From everything i’ve read on 3d programming, the main problems seem to be sending the info in the best way to the GPU to keep it constantly working, as opposed to waiting for texture uploads, state changes, readbacks (ack!) etc. Note i’m thinking from an openGL viewpoint here…
As I currently see things, theres several important factors, namely:
[] Minimising texture switching, seems to be a major point from what i’ve heard, switching vertex/pixel shaders being the only operation thats more expensive it seems (but shaders are out of my hardware range so i’m ignoring these for now). I assume the high cost is that the texture has to be transfered accross the AGP bus.
[] Static/compiled geometry. I’ve been seriously surprised how much this can speed things up, however good it may be it contradicts many other points (and i can’t do my own lighting calculations, boo, hiss).
[*] View culling. Important technique, but again seems to contradict with using compiled geometry.

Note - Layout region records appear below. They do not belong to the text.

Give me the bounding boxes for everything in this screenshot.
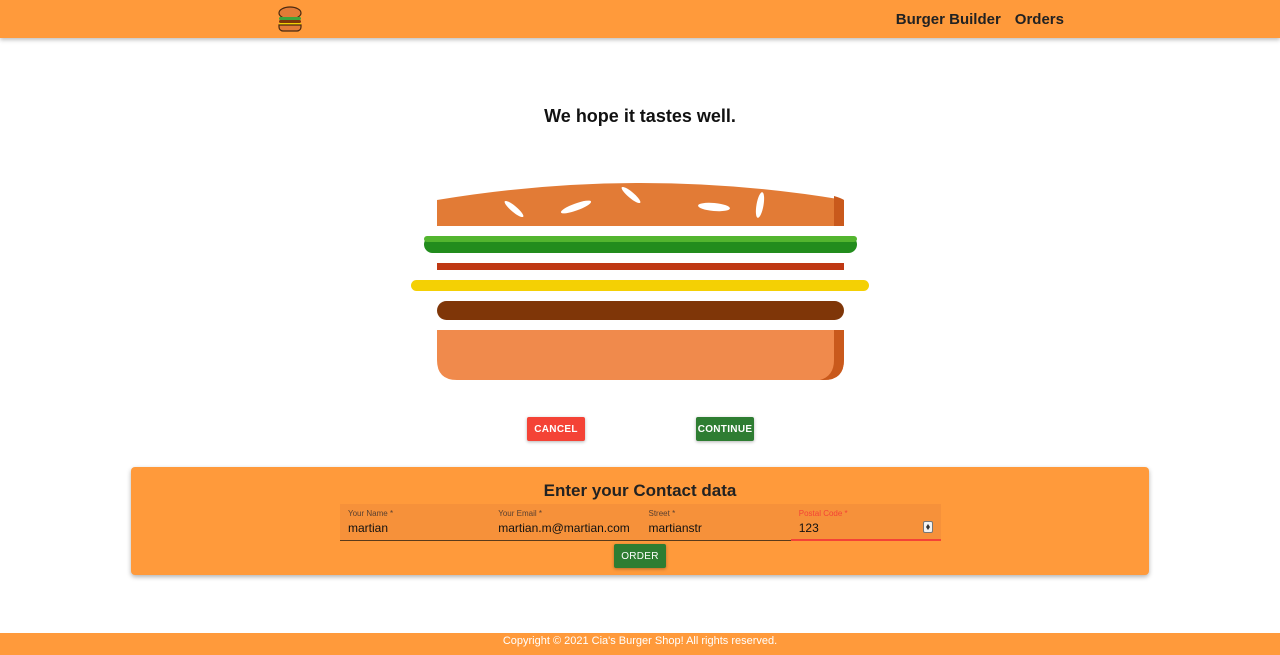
checkout-headline: We hope it tastes well. (544, 106, 736, 126)
email-field-value[interactable]: martian.m@martian.com (498, 521, 630, 535)
postal-code-field[interactable]: Postal Code * 123 (790, 504, 941, 541)
number-spinner-icon[interactable] (923, 521, 933, 533)
nav-orders[interactable]: Orders (1015, 11, 1064, 28)
email-field-label: Your Email * (498, 509, 542, 518)
street-field-label: Street * (648, 509, 676, 518)
contact-form: Enter your Contact data Your Name * mart… (131, 467, 1149, 575)
continue-button[interactable]: CONTINUE (696, 417, 754, 441)
street-field-value[interactable]: martianstr (649, 521, 702, 535)
salad-highlight (424, 236, 857, 242)
bread-top (437, 183, 844, 226)
cheese (411, 280, 869, 291)
contact-form-title: Enter your Contact data (543, 481, 737, 500)
cancel-button[interactable]: CANCEL (527, 417, 585, 441)
main-navigation: Burger Builder Orders (882, 0, 1064, 38)
name-field-label: Your Name * (348, 509, 394, 518)
nav-burger-builder[interactable]: Burger Builder (896, 11, 1001, 28)
bacon (437, 263, 844, 270)
bread-bottom (437, 330, 844, 380)
contact-fields: Your Name * martian Your Email * martian… (340, 504, 941, 541)
postal-code-field-value[interactable]: 123 (799, 521, 819, 535)
order-button[interactable]: ORDER (614, 544, 666, 568)
burger-preview (411, 183, 869, 380)
footer: Copyright © 2021 Cia's Burger Shop! All … (0, 633, 1280, 655)
name-field[interactable]: Your Name * martian (340, 504, 491, 541)
email-field[interactable]: Your Email * martian.m@martian.com (490, 504, 641, 541)
copyright-text: Copyright © 2021 Cia's Burger Shop! All … (502, 635, 778, 647)
burger-logo-icon[interactable] (276, 5, 304, 33)
name-field-value[interactable]: martian (348, 521, 388, 535)
street-field[interactable]: Street * martianstr (640, 504, 791, 541)
meat (437, 301, 844, 320)
postal-code-field-label: Postal Code * (798, 509, 848, 518)
toolbar: Burger Builder Orders (0, 0, 1280, 38)
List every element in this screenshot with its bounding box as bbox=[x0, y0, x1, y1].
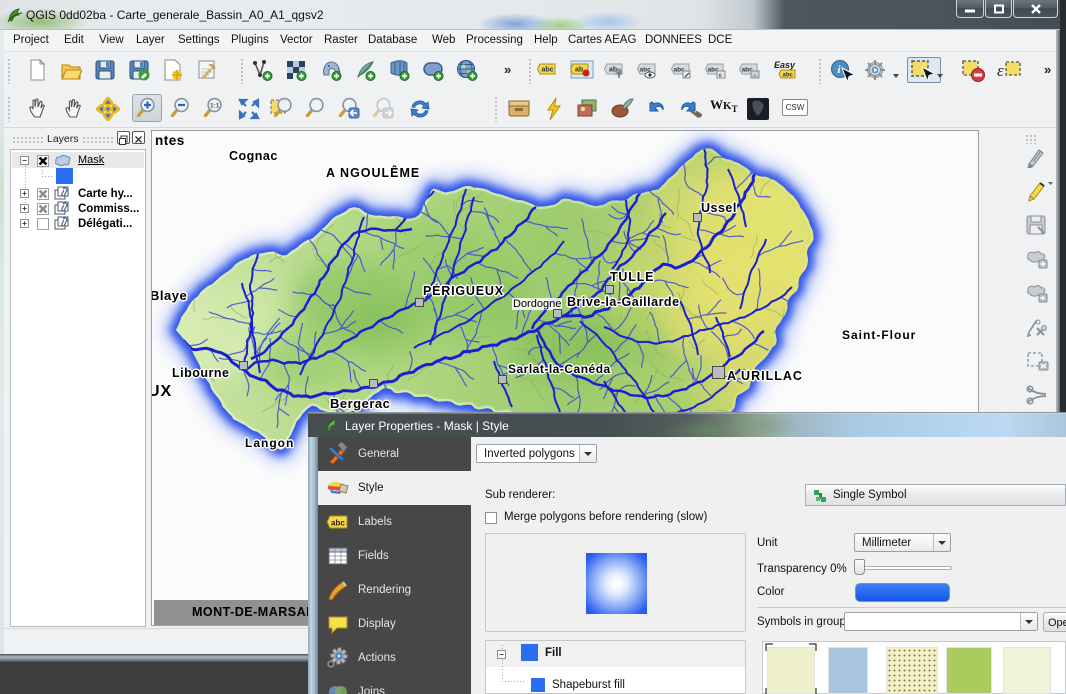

I’ve probably missed somethings that others will rank as important, but for the time being these are what i’m trying to concentrate on. I’m going to keep things simple and have a top-down tile/iso/hex type engine, but i can’t seem to come up with a design that manages to neatly deal will all of the above without excessive amounts of processing before the actual rendering. I’ve got a few half ideas at the moment, but i’d like to hear some other opinions first.